[LATIN AMERICAN AVANT-GARDE – ART THEORY] Antología de la poesía Madí [Anthology of Madí poetry]. Inscribed by Kosice.
Buenos Aires: Arte Madí, 1955. Octavo (20.2 × 16.5 cm). Original pictorial wrappers with a reproduction of a photogram by Guillermo Adolfo Gutierrez; 138 pp. printed on brown wrapping paper and white art paper with numerous photographic portraits of the featured Madí members. Title page with handwritten dedication by Gyula Kosice to Manuel Álvarez (1923–2013, editor of the Argentinian art magazine “Arte Nuevo”). Wrappers worn, with front wrapper nearly detached; overall signs of wear; text toned; still about good. Item #54491
The movement made its first public appearance in the art world in 1944 with the journal "Arturo", which had its own unique program, although only one issue was published. The central figures of this new movement in Latin America were Gyula Kosice (1924–1916), Carmelo Arden Quin (1913–2010), and Rhod Rothfuss (1920–1969). The group's declared aim was not only to overcome expressionist, realistic, and romantic formal languages, but also, in the spirit of Concrete Art, to abandon any form of representation – the works should neither represent nor express anything. However, the Argentinians broke new ground.
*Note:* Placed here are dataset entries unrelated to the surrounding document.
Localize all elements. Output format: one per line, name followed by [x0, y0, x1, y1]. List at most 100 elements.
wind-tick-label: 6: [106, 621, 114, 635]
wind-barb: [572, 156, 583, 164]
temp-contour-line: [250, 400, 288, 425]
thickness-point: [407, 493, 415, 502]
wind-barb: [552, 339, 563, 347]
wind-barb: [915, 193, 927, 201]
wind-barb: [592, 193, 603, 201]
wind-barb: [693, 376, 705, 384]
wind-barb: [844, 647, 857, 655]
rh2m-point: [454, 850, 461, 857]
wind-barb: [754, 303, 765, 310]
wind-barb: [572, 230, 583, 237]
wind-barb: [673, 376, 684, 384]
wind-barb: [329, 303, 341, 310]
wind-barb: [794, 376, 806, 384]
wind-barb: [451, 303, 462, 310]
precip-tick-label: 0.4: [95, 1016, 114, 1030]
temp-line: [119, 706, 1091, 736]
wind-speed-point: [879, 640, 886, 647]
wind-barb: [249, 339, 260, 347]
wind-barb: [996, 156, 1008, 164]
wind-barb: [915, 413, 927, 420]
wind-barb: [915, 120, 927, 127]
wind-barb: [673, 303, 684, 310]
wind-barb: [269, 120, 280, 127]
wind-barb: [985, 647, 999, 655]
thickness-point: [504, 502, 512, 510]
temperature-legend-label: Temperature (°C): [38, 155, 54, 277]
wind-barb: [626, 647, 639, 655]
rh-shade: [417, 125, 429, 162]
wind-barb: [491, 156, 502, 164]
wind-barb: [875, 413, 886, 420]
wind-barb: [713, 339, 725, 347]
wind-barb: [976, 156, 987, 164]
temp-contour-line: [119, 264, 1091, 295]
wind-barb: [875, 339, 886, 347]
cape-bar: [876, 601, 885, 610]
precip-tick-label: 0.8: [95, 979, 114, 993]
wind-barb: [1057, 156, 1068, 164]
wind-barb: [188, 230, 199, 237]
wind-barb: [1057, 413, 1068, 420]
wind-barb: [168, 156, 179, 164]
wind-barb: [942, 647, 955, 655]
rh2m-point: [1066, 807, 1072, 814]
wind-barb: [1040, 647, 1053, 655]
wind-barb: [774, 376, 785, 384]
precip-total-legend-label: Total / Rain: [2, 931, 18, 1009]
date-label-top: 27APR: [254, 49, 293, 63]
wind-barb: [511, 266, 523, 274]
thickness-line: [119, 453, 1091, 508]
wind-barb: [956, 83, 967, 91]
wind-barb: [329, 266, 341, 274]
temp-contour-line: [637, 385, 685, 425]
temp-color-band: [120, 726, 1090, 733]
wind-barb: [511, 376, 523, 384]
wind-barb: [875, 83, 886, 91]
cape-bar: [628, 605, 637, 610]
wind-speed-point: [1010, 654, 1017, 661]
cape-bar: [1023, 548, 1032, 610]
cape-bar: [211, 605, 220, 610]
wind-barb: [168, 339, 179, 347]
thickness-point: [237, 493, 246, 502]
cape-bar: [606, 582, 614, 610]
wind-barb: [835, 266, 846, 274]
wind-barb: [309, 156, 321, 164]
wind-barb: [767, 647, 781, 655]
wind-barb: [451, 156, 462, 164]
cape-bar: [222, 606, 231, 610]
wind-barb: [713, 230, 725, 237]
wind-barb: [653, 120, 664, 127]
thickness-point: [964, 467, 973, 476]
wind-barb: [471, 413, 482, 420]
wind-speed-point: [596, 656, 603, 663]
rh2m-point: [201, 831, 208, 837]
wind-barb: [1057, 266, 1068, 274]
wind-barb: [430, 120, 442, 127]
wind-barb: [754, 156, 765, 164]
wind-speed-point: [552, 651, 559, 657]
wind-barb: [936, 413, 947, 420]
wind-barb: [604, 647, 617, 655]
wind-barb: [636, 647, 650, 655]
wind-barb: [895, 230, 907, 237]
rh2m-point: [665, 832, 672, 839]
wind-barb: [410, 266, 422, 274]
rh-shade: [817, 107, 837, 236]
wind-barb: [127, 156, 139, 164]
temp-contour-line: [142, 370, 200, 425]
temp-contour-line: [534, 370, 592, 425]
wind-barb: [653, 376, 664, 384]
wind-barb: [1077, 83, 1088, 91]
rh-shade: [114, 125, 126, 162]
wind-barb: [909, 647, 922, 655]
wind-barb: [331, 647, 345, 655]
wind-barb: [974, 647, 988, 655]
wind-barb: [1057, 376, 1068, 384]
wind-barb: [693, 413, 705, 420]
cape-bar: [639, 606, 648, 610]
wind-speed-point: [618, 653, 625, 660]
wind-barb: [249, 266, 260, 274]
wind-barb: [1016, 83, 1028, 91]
Characteristic for them was, of all things, the negation of the rectangular frame, which not only posed no problem for the continental representatives of this movement, but also fitted in well with their program of (mechanical) standardization of art and everyday life. The rectangular frame was virtually pars pro toto for the striving for typification of individual elements in art. (On this and the following: Perazzo, Nelly, and William Schwaller. "Arte Madí." Grove Art Online. 2003; Accessed 5 Jul. 2024.)
However, the Argentines saw the right-angled frame as a contradiction to their efforts to banish all representation from art. They recognized in the right angles of the frame strips the art theory of the early modern period, which defined the picture as "una finestra aperta" (an open window). Rothfuss contrasted Leon Battista Alberti's "finestra aperta" with the "marco recortado" ("structured frame"), which was, as it were, nestled against the irregular, polygonal, and geometric compositions. The Argentinians were thus a decade ahead of the North American abstract artists. Moreover, Košice was a pioneer in the use of new industrial materials such as Plexiglas and neon light.
Following disagreements within the group surrounding the "Arturo" project, part of the group split off and founded the "Asociación Arte Concreto – Invención" (Association of Concrete Art and Invention). The remaining artists, including Rothfuss, Košice and the composer Estéban Eitler (1913–1960), adopted the name "Madí", a neologism similar to "Dada". Some believe it to be an abbreviation for "Movimiento de Arte de Invención". The group first became visible in Buenos Aires in June 1946, when they announced their solo exhibitions with programmatic flyers. The first large group exhibition with manifestos, paintings, sculptures, poems and architectural models as well as music and dance performances took place just a few weeks later in August of the same year. As early as 1948, the group was also able to present itself to the European public at the "Salon des réalités nouvelles" in Paris, after Arden Quin had emigrated to Paris. Even though Argentinian Concrete Art went its own way, the movement was still linked to the continental avant-gardes. One of her comrades-in-arms, for example, was the photographer Grete Stern, who had emigrated from Germany, studied in Walter Peterhans' class in Dessau and Berlin on the recommendation of Otto Umbehr until the Bauhaus was closed, and then founded the famous photo studio "ringl + pit" with her fellow student Ellen Auerbach.
However, Argentinian Concrete Art was not only influenced by the European avant-gardes, but also played a decisive role in shaping them. One of the initiators of "Arturo" and co-founder of the Madí counter-project "Asociación Arte Concreto-Invención", the painter and designer Tomás Maldonado (1922–2018), was appointed by Max Bill to the "Ulmer Hochschule für Gestaltung" (which inherited the Bauhaus) and was ultimately its rector. In Ulm, he belonged to a group such as Otl Aicher, who called for a closer connection between design, science and technology. After his time in Ulm he worked for the pioneering company "Olivetti", where he designed icons for data processing. Today, he is considered a key and leading figure of design culture in Italy. (AKL LXXXVI, 2015, 458.).